Appropriate Use Criteria for Advanced Diagnostic Imaging Services Updates

May 17, 2021

Background:  Medicare’s Appropriate Use Criteria Program (AUC) went into effect on January 1, 2020 as an educational and operations test period.  The program is slated to go into full-force effective January 1, 2022.  Under the program, the ordering physician is required to consult a qualified Clinical Decision Support Mechanism (CDSM) when an advanced imaging service is ordered for a Medicare beneficiary and it will be furnished in an applicable setting as described below:  

  • Physician Office
  • Hospital Outpatient Department (including Emergency Department)
  • Ambulatory Surgical Center
  • Independent Diagnostic Testing Facility
  • Any other provider-led outpatient setting CMS determines appropriate

The applicable setting is where the imaging service is furnished, not where it was ordered.  CMS clarified that AUC does not apply to MD waiver hospitals.  

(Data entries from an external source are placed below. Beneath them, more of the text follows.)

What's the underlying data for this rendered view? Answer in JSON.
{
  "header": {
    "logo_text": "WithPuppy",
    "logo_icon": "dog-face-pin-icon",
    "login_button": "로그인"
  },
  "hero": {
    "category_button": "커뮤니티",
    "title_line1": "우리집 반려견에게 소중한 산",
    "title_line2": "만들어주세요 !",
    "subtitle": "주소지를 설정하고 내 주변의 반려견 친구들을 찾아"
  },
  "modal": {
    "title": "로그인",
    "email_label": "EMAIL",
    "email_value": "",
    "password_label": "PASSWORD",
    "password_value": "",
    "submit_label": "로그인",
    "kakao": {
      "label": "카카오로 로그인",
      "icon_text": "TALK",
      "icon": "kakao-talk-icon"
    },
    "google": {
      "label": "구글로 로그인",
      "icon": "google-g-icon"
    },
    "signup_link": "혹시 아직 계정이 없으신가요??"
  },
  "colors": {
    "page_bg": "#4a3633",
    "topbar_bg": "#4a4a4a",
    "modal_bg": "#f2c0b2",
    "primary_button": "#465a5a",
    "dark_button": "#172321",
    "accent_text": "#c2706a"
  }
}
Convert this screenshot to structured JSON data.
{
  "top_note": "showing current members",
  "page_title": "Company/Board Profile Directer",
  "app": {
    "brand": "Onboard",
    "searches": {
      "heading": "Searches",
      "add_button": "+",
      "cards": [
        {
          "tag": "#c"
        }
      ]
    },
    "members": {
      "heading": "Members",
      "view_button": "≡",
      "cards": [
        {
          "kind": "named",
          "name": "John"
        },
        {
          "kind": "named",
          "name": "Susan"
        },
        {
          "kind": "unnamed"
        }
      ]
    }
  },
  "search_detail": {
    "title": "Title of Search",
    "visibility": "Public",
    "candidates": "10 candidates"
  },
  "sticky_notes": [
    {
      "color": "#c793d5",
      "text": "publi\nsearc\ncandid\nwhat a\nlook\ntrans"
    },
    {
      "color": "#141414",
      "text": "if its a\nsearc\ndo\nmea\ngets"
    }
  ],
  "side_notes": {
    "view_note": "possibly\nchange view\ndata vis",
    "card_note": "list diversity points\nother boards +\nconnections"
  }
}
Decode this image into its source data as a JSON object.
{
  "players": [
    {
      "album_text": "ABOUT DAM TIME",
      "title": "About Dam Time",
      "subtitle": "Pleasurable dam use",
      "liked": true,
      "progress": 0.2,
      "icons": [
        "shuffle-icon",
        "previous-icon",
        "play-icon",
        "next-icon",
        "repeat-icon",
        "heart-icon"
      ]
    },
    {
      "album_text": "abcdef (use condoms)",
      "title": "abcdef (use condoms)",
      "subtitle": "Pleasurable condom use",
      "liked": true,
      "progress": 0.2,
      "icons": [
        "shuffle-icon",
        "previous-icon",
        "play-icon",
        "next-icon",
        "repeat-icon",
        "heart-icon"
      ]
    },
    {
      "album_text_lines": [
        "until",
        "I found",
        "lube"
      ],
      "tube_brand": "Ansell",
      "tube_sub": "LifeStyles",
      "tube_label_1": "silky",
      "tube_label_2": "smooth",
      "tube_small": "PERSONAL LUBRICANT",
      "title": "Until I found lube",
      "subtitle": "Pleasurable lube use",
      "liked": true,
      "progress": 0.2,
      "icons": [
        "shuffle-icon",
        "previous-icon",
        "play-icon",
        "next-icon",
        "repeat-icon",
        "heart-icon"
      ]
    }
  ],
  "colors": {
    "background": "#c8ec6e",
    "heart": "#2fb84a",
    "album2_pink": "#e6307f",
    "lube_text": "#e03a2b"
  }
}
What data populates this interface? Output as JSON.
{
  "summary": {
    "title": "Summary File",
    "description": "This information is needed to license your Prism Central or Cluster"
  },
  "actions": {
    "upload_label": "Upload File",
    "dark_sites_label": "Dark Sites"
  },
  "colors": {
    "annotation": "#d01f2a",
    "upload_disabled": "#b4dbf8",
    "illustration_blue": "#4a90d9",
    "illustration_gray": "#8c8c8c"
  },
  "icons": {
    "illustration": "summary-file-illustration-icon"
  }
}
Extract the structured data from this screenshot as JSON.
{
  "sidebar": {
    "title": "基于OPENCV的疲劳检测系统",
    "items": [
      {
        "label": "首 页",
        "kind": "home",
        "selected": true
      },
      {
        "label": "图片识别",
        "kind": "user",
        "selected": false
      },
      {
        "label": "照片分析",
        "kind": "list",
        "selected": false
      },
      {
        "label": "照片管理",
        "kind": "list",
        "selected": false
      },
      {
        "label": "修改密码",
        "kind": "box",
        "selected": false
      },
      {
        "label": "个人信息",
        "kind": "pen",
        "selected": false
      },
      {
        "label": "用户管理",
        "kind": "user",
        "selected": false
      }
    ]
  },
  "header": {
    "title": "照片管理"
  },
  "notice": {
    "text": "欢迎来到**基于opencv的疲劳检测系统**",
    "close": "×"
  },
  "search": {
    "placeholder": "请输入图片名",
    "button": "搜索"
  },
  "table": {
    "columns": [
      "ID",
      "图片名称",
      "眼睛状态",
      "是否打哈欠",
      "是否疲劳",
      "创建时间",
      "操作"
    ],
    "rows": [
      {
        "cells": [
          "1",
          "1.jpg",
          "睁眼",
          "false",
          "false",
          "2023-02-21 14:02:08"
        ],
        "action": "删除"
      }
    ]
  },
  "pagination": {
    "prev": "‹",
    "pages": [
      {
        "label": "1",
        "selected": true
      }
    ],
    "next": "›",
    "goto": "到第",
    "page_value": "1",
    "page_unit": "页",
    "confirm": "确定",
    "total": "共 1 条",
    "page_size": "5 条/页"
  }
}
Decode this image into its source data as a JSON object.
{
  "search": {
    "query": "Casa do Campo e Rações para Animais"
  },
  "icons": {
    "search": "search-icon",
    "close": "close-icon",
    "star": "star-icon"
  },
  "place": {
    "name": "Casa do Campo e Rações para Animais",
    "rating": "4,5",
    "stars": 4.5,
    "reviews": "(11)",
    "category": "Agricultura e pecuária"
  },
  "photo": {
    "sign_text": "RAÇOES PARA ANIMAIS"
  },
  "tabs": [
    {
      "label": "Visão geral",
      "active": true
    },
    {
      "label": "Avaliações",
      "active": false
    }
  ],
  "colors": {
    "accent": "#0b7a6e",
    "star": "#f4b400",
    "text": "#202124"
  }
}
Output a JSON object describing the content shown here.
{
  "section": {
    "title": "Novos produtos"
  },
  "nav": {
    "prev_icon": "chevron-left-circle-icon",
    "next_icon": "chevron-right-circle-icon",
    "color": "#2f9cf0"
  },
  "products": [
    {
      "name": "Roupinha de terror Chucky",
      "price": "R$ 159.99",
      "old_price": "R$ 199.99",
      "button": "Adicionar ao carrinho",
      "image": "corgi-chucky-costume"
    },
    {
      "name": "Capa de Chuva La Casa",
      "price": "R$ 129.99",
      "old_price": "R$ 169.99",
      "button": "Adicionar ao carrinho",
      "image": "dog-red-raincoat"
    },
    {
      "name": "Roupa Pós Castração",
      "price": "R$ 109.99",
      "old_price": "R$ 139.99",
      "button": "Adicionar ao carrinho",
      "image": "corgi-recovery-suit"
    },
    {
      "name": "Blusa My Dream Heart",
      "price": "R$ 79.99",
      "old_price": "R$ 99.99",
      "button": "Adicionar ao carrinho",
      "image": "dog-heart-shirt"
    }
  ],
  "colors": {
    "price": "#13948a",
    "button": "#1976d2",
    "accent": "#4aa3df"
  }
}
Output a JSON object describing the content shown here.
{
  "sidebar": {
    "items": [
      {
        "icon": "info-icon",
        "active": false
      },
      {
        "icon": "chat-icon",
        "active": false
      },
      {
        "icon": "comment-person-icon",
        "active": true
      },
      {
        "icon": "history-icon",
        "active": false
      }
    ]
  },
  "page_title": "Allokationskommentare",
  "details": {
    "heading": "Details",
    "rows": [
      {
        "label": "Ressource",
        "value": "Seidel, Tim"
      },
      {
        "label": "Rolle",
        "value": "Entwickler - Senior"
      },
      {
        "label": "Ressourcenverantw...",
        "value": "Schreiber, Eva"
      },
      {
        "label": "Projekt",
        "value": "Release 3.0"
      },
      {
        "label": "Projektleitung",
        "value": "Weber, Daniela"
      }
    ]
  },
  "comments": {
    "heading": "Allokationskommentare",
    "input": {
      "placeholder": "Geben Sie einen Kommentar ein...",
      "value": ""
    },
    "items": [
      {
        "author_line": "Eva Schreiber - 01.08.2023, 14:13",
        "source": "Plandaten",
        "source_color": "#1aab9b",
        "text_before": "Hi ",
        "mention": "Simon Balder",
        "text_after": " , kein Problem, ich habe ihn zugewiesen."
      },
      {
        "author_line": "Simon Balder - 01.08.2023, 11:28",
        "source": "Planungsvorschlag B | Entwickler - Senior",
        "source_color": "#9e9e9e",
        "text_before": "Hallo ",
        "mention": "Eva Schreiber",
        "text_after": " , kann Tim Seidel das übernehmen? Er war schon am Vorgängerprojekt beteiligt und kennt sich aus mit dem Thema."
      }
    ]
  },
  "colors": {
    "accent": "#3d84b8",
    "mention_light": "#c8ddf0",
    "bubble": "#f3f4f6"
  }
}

A CDSM is an interactive, electronic tool that communicates AUC information to the user to assist in making appropriate treatment decisions for a patient’s specific clinical condition.  The CDSM will provide the ordering provider with a determination of whether that order:

  • Adheres to AUC;
  • Does not adhere to AUC; or
  • If there is no AUC applicable (e.g. no AUC for that patient’s medical condition)

Computed Tomography, Magnetic Resonance Imaging, Nuclear Medicine and Positron Emission Tomography are all considered to be advanced imaging services.  For a complete list of codes and more information, please click here

The furnishing radiologist is responsible for billing the advanced imaging service through the use of designated modifiers and G codes on claims to Medicare. The billing provider will need to include the following when billing advanced diagnostic imaging:

  • The CPT® or HCPCS code for the advanced imaging service.
  • AUC Modifiers that report status of the consultation requirement; these modifiers are to be placed on the same line as the CPT code for the advanced imaging service.   Please click here for a listing of applicable modifiers.      
  • The appropriate G-code (multiple can be reported on a single claim) that identifies the qualified CDSM consulted.  This is reported as a separate line item that names the CDSM product used when reporting modifiers ME, MF or MG.  For a full list of codes, please click here.  
  • The ordering providers NPI.

When reporting modifiers that describe scenarios in which the ordering provider is exempt from having to consult a CDSM (e.g. MA. MB, MC, MD) no additional G- codes are needed.

The AUC program applies to the following payment systems:

  • Physician fee schedule
  • Hospital outpatient prospective payment system
  • Ambulatory surgical centers

G-codes do not have associated payment rates, therefore it is expected that the MACs will adjudicate a no pay G-code line item with a CARC 246- This non-payable code is for required reporting only or RARC N620 Alert – This procedure code is for quality reporting/informational purposes only.  

APS’ AUC Work Group will provide further information about this initiative as released by Medicare and will continue working with our clients and their facilities to integrate this requirement into the needed data transmission and workflow processes.